問い続けることの大切さ アウシュビッツの非道
<信濃毎日社説>問い続けることの大切さ アウシュビッツの非道
ガラス越しに古びた旅行かばんが山のように積まれている。別の場所には大量の靴や食器、ブラシ類…。どれもポーランドのアウシュビッツ強制収容所に残されていた物だ。第2次大戦中、ナチス・ドイツが連行したユダヤ人らから没収した。
アウシュビッツはナチスの大量虐殺を象徴する場だ。犠牲者は100万人以上とされるものの、正確な数は今も分からない。ほとんどは、欧州各地から連行されたユダヤ人だった。
収容所の跡地は戦後、国立博物館となった。犠牲者の遺品や当時の資料を展示している。来年の大戦終結70年を前に今月9日、現地を訪ねた。
館内の展示は、ナチスの非道を生々しく伝える。長い毛髪の束もその一つだ。女性の髪を切って集め、衣料品の工場などに売っていた。「使える物は何でも使うという冷淡な合理性」。博物館の公式ガイド、中谷剛さん(48)の説明に衝撃を受ける。
博物館は、ポーランドの兵営を利用して設けた第1収容所と、3キロほど離れた第2収容所(ビルケナウ収容所)から成る。
第2収容所は140ヘクタールの土地に300余りの建物があった。欧州各地からユダヤ人らを運んだ鉄道の引き込み線も残る。
列車を降りた人たちは、その場で生死の「選別」をされた。労働力として使えない14歳以下の子どもは母親と一緒にガス室に送られるなど、多くの人が死に追いやられた。
連行される列車の中での不安や恐怖、ガス室で殺害される無念はどれほどのものだったか。想像すると、言葉をなくす。
▽現代に通じる課題
展示室のある建物の前に見学者が列をつくる光景も見られ、関心の高さを感じた。それぞれ入り口で渡された音声ガイドの解説を聞きながら展示と向き合う。人が大勢いるものの、館内にざわついた雰囲気はない。
「博物館という名前ではあるけれど、それ以上に記憶の場所。ここで亡くなった人たちを追悼する場所だ」。館側の説明が胸に落ちる。抵抗組織のリーダーらが処刑された「死の壁」では、花を手向ける姿も見られた。
博物館の見学者は、この10年で3倍に増えた。今では若い世代を中心に年間130万人以上が訪れている。ことしは9月までに100万人を超えた。これまで最も多かった一昨年の143万人を上回るとみられる。
なぜ増えているのか。博物館が理由の一つに挙げるのは、欧州の国々が教育のプログラムに取り入れていることだ。中谷さんによると、単に過去の出来事を学ばせるためだけではない。「移民の増加に伴って人種差別を背景にした暴動などが起きている。現に直面する問題への対処という面もある」と言う。

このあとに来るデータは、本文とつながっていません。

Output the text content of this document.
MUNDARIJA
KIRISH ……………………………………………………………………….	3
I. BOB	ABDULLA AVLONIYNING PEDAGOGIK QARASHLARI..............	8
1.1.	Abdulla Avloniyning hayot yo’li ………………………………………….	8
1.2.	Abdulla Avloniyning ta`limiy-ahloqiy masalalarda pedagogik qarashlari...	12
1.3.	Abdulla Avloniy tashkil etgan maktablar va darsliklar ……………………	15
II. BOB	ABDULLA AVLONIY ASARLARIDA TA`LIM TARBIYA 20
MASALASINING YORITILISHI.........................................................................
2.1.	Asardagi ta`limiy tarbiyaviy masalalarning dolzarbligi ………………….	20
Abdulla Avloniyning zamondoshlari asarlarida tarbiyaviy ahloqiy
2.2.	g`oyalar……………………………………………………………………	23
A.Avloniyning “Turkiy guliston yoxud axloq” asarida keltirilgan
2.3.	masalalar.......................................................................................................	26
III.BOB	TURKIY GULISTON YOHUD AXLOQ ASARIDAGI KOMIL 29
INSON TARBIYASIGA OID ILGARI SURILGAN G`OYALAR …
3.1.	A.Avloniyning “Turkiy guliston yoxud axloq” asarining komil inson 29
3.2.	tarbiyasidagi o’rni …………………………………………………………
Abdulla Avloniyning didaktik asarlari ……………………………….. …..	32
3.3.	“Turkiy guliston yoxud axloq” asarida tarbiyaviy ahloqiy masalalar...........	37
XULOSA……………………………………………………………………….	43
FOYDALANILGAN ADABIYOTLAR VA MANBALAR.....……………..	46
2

欧州連合(EU)の域内は人の移動の自由を原則とする。雇用不安などからくる反移民感情の広がりが懸念されている。
そうした中で移民との共生、共存を考える材料としてアウシュビッツを生かそうというものだ。70年前の惨劇が現代にも通じる問題なのだと気付かされる。
歳月とともに、収容所で生き延びた人たちは減っている。歴史を伝えていく難しさは、ポーランドも変わらない。博物館のバルトシュ・バルティゼル広報部長は「生還者から直接、話を聞く機会はなくなる。今は過渡期」と話す。
「若い世代に伝える上で最も重要なのは生還者の声」との考えから、録音や体験談など、これまでに集めた証言を組み合わせながら工夫していきたいという。
▽なぜ罪悪感なしに
展示の一つに、戦時中の第2収容所の写真がある。列車から降りてガス室へ誘導される人たちや収容所の監視員が写っている。中谷さんが解説する。「生死の選別をする医者も、監視員も、罪悪感を抱いている様子がありません」。
収容所の解放後、謝罪した監視員はいないという。「なぜ、罪悪感なしにできたのか。可能にした条件は何か。それを考える場として、この博物館があります」
自分が当時のドイツ国民、ナチスの一員だったら、どう行動しただろう。命令に従ってしまわなかったか、罪悪感を覚えたか、大量虐殺に異を唱えられたか…。説明を聞きながら、簡単には答えられない問いが次々に浮かんだ。
ナチスを断罪するだけでは済まない。どんな状況ならば、あれほど残虐になり得るのか―。そんな自問を続けることが大切なのだろう。アウシュビッツから何を教訓として引き出せるか。現代を生きる一人一人が向き合わなければならない課題だ。